Department of Respiratory Medicine, Tokyo Medical University Hachioji Medical Center, Japan.
Respir Investig. 2022 Jan;60(1):45-55. doi: 10.1016/j.resinv.2021.09.012. Epub 2021 Nov 12.
In the 21st century, aspiration pneumonia (ASP) is very common in older patients, and has a high mortality rate. ASP is diagnosed following confirmation of inflammatory findings in the lungs and overt aspiration or the existence of dysphagia. It is dominant in hospitalized community-acquired pneumonia (CAP), nursing and healthcare-associated pneumonia (NHCAP), and hospital-acquired pneumonia (HAP). The incidence of ASP is increasing every year. The human and experimental animal data revealed that micro-aspiration due to dysphagia during the night is the central mechanism of ASP. Therefore, the precise assessment of swallowing function is the key to diagnose ASP. From a therapeutic point of view, an appropriate administration of antibiotics, as well as a comprehensive approach for dysphagia plays a pivotal role in the prognosis and recovery from ASP. The non-pharmacologic approach, including swallowing rehabilitation and oral care, and a pharmacologic approach including ACE inhibitors and bronchodilators, are essential modalities for treatment and prevention of ASP. The clinical data of NHCAP provides us with a promising treatment strategy for ASP.

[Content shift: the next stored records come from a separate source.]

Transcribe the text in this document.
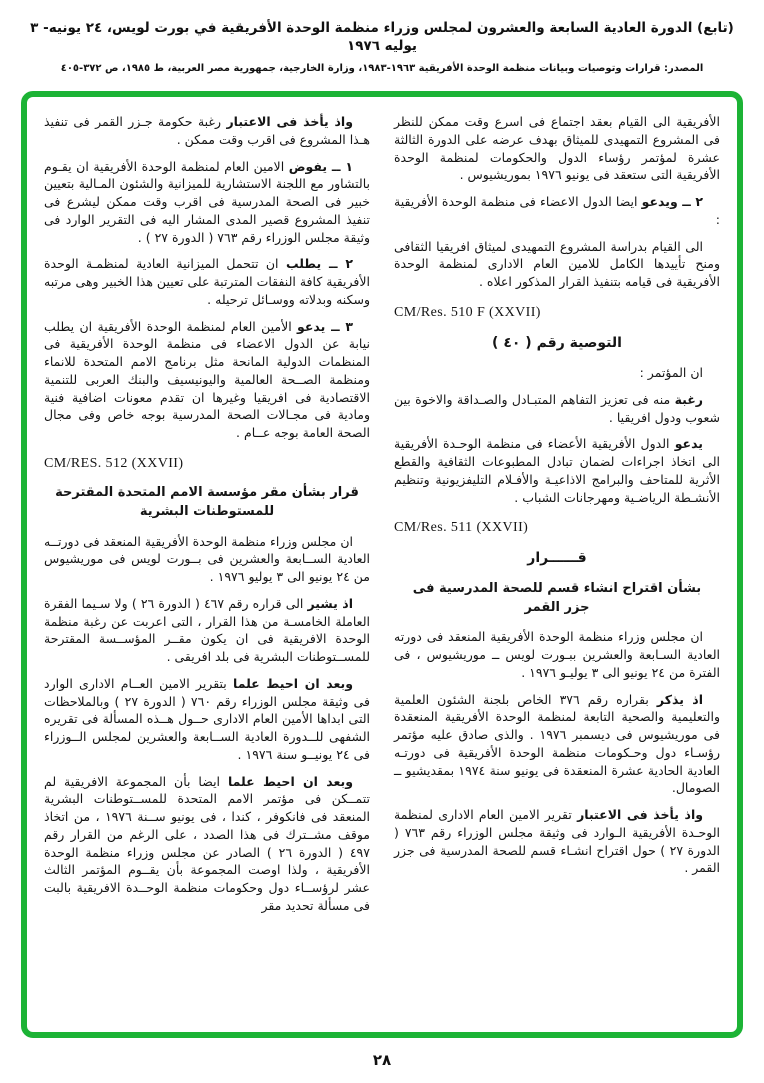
(تابع) الدورة العادية السابعة والعشرون لمجلس وزراء منظمة الوحدة الأفريقية في بورت لويس، ٢٤ يونيه- ٣ يوليه ١٩٧٦

المصدر: قرارات وتوصيات وبيانات منظمة الوحدة الأفريقية ١٩٦٣-١٩٨٣، وزارة الخارجية، جمهورية مصر العربية، ط ١٩٨٥، ص ٣٧٢-٤٠٥

الأفريقية الى القيام بعقد اجتماع فى اسرع وقت ممكن للنظر فى المشروع التمهيدى للميثاق بهدف عرضه على الدورة الثالثة عشرة لمؤتمر رؤساء الدول والحكومات لمنظمة الوحدة الأفريقية التى ستعقد فى يونيو ١٩٧٦ بموريشيوس .

٢ ــ ويدعو ايضا الدول الاعضاء فى منظمة الوحدة الأفريقية :

الى القيام بدراسة المشروع التمهيدى لميثاق افريقيا الثقافى ومنح تأييدها الكامل للامين العام الادارى لمنظمة الوحدة الأفريقية فى قيامه بتنفيذ القرار المذكور اعلاه .

CM/Res. 510 F (XXVII)

التوصية رقم ( ٤٠ )

ان المؤتمر :

رغبة منه فى تعزيز التفاهم المتبـادل والصـداقة والاخوة بين شعوب ودول افريقيا .

يدعو الدول الأفريقية الأعضاء فى منظمة الوحـدة الأفريقية الى اتخاذ اجراءات لضمان تبادل المطبوعات الثقافية والقطع الأثرية للمتاحف والبرامج الاذاعيـة والأفـلام التليفزيونية وتنظيم الأنشـطة الرياضـية ومهرجانات الشباب .

CM/Res. 511 (XXVII)

قــــــرار
بشأن اقتراح انشاء قسم للصحة المدرسية فى جزر القمر

ان مجلس وزراء منظمة الوحدة الأفريقية المنعقد فى دورته العادية السـابعة والعشرين ببـورت لويس ــ موريشيوس ، فى الفترة من ٢٤ يونيو الى ٣ يوليـو ١٩٧٦ .

اذ يذكر بقراره رقم ٣٧٦ الخاص بلجنة الشئون العلمية والتعليمية والصحية التابعة لمنظمة الوحدة الأفريقية المنعقدة فى موريشيوس فى ديسمبر ١٩٧٦ . والذى صادق عليه مؤتمر رؤسـاء دول وحـكومات منظمة الوحدة الأفريقية فى دورتـه العادية الحادية عشرة المنعقدة فى يونيو سنة ١٩٧٤ بمقديشيو ــ الصومال.

واذ يأخذ فى الاعتبار تقرير الامين العام الادارى لمنظمة الوحـدة الأفريقية الـوارد فى وثيقة مجلس الوزراء رقم ٧٦٣ ( الدورة ٢٧ ) حول اقتراح انشـاء قسم للصحة المدرسية فى جزر القمر .

واذ يأخذ فى الاعتبار رغبة حكومة جـزر القمر فى تنفيذ هـذا المشروع فى اقرب وقت ممكن .

١ ــ يفوض الامين العام لمنظمة الوحدة الأفريقية ان يقـوم بالتشاور مع اللجنة الاستشارية للميزانية والشئون المـالية بتعيين خبير فى الصحة المدرسية فى اقرب وقت ممكن ليشرع فى تنفيذ المشروع قصير المدى المشار اليه فى التقرير الوارد فى وثيقة مجلس الوزراء رقم ٧٦٣ ( الدورة ٢٧ ) .

٢ ــ يطلب ان تتحمل الميزانية العادية لمنظمـة الوحدة الأفريقية كافة النفقات المترتبة على تعيين هذا الخبير وهى مرتبه وسكنه وبدلاته ووسـائل ترحيله .

٣ ــ يدعو الأمين العام لمنظمة الوحدة الأفريقية ان يطلب نيابة عن الدول الاعضاء فى منظمة الوحدة الأفريقية فى المنظمات الدولية المانحة مثل برنامج الامم المتحدة للانماء ومنظمة الصــحة العالمية واليونيسيف والبنك العربى للتنمية الاقتصادية فى افريقيا وغيرها ان تقدم معونات اضافية فنية ومادية فى مجـالات الصحة المدرسية بوجه خاص وفى مجال الصحة العامة بوجه عــام .

CM/RES. 512 (XXVII)

قرار بشأن مقر مؤسسة الامم المتحدة المقترحة للمستوطنات البشرية

ان مجلس وزراء منظمة الوحدة الأفريقية المنعقد فى دورتــه العادية الســابعة والعشرين فى بــورت لويس فى موريشيوس من ٢٤ يونيو الى ٣ يوليو ١٩٧٦ .

اذ يشير الى قراره رقم ٤٦٧ ( الدورة ٢٦ ) ولا سـيما الفقرة العاملة الخامسـة من هذا القرار ، التى اعربت عن رغبة منظمة الوحدة الافريقية فى ان يكون مقــر المؤســسة المقترحة للمســتوطنات البشرية فى بلد افريقى .

وبعد ان احيط علما بتقرير الامين العــام الادارى الوارد فى وثيقة مجلس الوزراء رقم ٧٦٠ ( الدورة ٢٧ ) وبالملاحظات التى ابداها الأمين العام الادارى حــول هــذه المسألة فى تقريره الشفهى للــدورة العادية الســابعة والعشرين لمجلس الــوزراء فى ٢٤ يونيــو سنة ١٩٧٦ .

وبعد ان احيط علما ايضا بأن المجموعة الافريقية لم تتمــكن فى مؤتمر الامم المتحدة للمســتوطنات البشرية المنعقد فى فانكوفر ، كندا ، فى يونيو ســنة ١٩٧٦ ، من اتخاذ موقف مشــترك فى هذا الصدد ، على الرغم من القرار رقم ٤٩٧ ( الدورة ٢٦ ) الصادر عن مجلس وزراء منظمة الوحدة الأفريقية ، ولذا اوصت المجموعة بأن يقــوم المؤتمر الثالث عشر لرؤســاء دول وحكومات منظمة الوحــدة الافريقية بالبت فى مسألة تحديد مقر

٢٨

在 21 世纪,吸入性肺炎(ASP)在老年患者中非常常见,死亡率很高。ASP 的诊断依据是肺部炎症表现、明显吸入或存在吞咽困难。它在住院社区获得性肺炎(CAP)、护理和医疗保健相关性肺炎(NHCAP)和医院获得性肺炎(HAP)中占主导地位。ASP 的发病率每年都在增加。人体和实验动物数据表明,夜间因吞咽困难导致的微吸入是 ASP 的核心机制。因此,准确评估吞咽功能是诊断 ASP 的关键。从治疗的角度来看,适当使用抗生素以及对吞咽困难采取综合方法对 ASP 的预后和恢复起着关键作用。非药物治疗方法,包括吞咽康复和口腔护理,以及药物治疗方法,包括 ACE 抑制剂和支气管扩张剂,是治疗和预防 ASP 的基本方法。NHCAP 的临床数据为 ASP 提供了一种有前途的治疗策略。